I've seen it suggested that there was a drive to punt surplus tanks off to civilian buyers after the war and this event was advertising for that, by demonstrating how useful they were for demolishing things. I haven't been able to confirm any of that and I don't think any of it happened at all, it was probably just some bugger finding the photo and wondering what the fuck they were up to and taking a guess.
In the aftermath of WW1, Worcester "adopted" Gouzeaucourt, one of the villages on the Somme battlefield destroyed in the war, to help it rebuild, apparently largely by dumping the surplus production of various Worcester manufacturers on it. (The original plan was to adopt Gheluvelt, naturally, but Gheluvelt held out for actual bricks and mortar and sweat, which was deemed too expensive, so they picked somewhere else beginning with G instead.) In order to raise funds for this, they designated the Glover's Arms demolition site a "Ruined Flanders Village" and charged people to look round it.
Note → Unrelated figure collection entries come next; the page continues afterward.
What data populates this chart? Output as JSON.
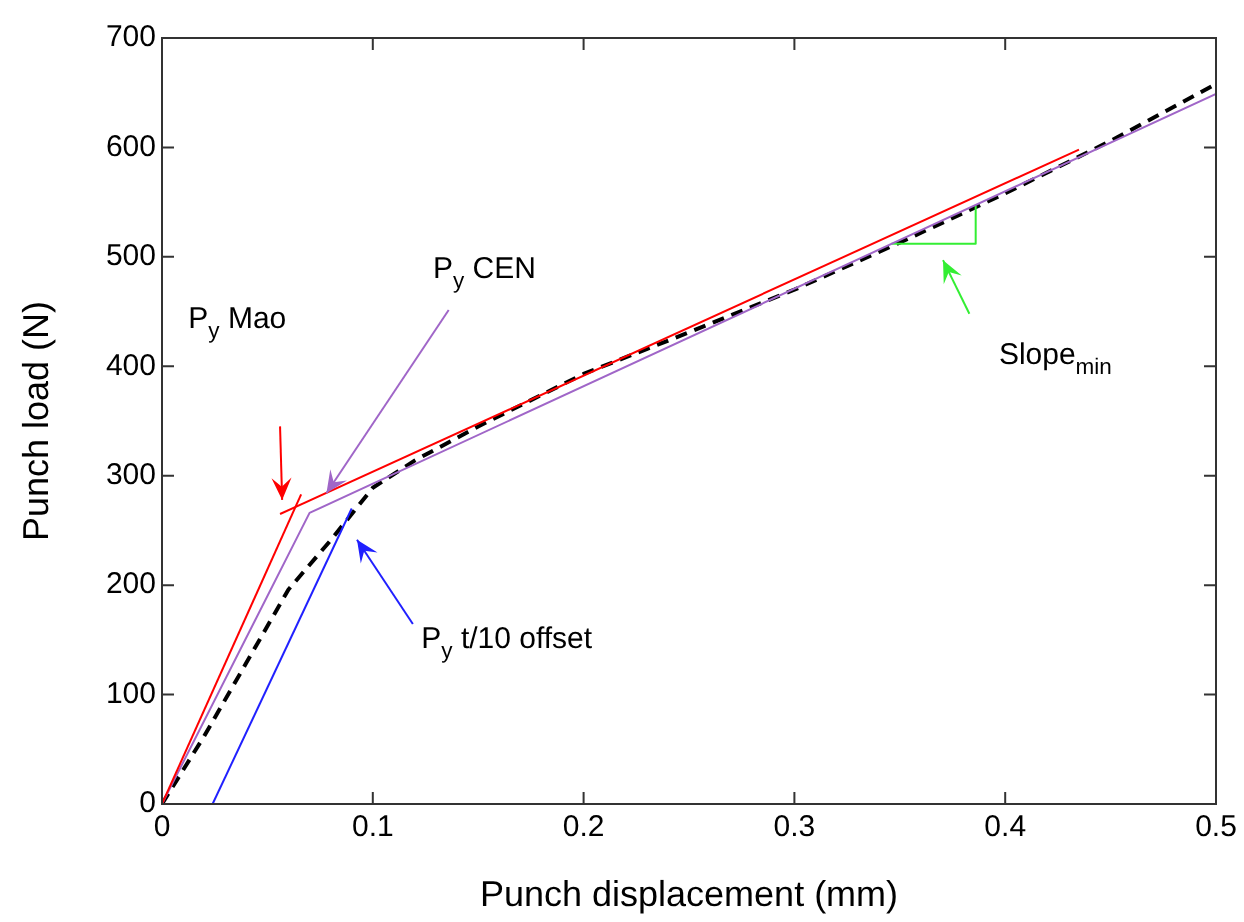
{
  "chart_data": {
    "type": "line",
    "xlabel": "Punch displacement (mm)",
    "ylabel": "Punch load (N)",
    "xlim": [
      0,
      0.5
    ],
    "xticks": [
      0,
      0.1,
      0.2,
      0.3,
      0.4,
      0.5
    ],
    "ylim": [
      0,
      700
    ],
    "yticks": [
      0,
      100,
      200,
      300,
      400,
      500,
      600,
      700
    ],
    "grid": false,
    "legend": false,
    "marker": "none",
    "series": [
      {
        "color": "#ff0000",
        "x": [
          0,
          0.066
        ],
        "values": [
          0,
          283
        ]
      },
      {
        "color": "#ff0000",
        "x": [
          0.056,
          0.435
        ],
        "values": [
          265,
          598
        ]
      },
      {
        "color": "#a066c8",
        "x": [
          0,
          0.07,
          0.5
        ],
        "values": [
          0,
          266,
          649
        ]
      },
      {
        "color": "#2020ff",
        "x": [
          0.024,
          0.09
        ],
        "values": [
          0,
          270
        ]
      },
      {
        "color": "#33ee33",
        "x": [
          0.346,
          0.386,
          0.386
        ],
        "values": [
          512,
          512,
          547
        ]
      },
      {
        "color": "#000000",
        "line_style": "dashed",
        "x": [
          0,
          0.02,
          0.04,
          0.06,
          0.08,
          0.1,
          0.12,
          0.15,
          0.2,
          0.25,
          0.3,
          0.35,
          0.4,
          0.45,
          0.5
        ],
        "values": [
          0,
          62,
          129,
          196,
          241,
          289,
          314,
          345,
          393,
          431,
          470,
          513,
          558,
          606,
          658
        ]
      }
    ],
    "annotations": [
      "P$_{y}$ Mao",
      {
        "text": "P$_{y}$ CEN",
        "x": 0.078,
        "y": 284
      },
      "P$_{y}$ t/10 offset",
      "Slope$_{min}$"
    ]
  }
}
Look, they even dug a little trench and put a soldier in it. It sounds like a kind of sick joke, but they had some fucking weird ideas back then (like excluding soldiers from the peace celebrations) and it seemed like a good enough plan that a few other towns also independently had the same idea, although I don't think anywhere else made the site by driving a tank through the middle of town.
With this tank being a training vehicle it most likely never left England, and never got the chance to ruin any real Flanders villages (or even Somme ones), so you might argue that this was the closest it ever got to actual service, sort of.
This took place a day or two after the photo in front of Lawley's, so ten days or so in advance of the 19th July date designated nationally for peace celebrations, but it was still reported as being part of Worcester's Peace Carnival. I suppose being all agog to start driving your new tank through some houses is a good enough excuse for kicking off ten days early.
(I don't reckon the tank did the bit of demolition just behind it in the Lawley's photo. They were only after knocking down a bit of that, and keeping the rest. A tank's not really a fine enough tool for that.)
The tank finished up peacefully sitting in its little flowery crater in Gheluvelt Park, being climbed on by children and gradually filling up with rainwater, until 1943 when it went for scrap and apparently discharged its contents all over the scrappies. Cynthia had the last laugh, it seems.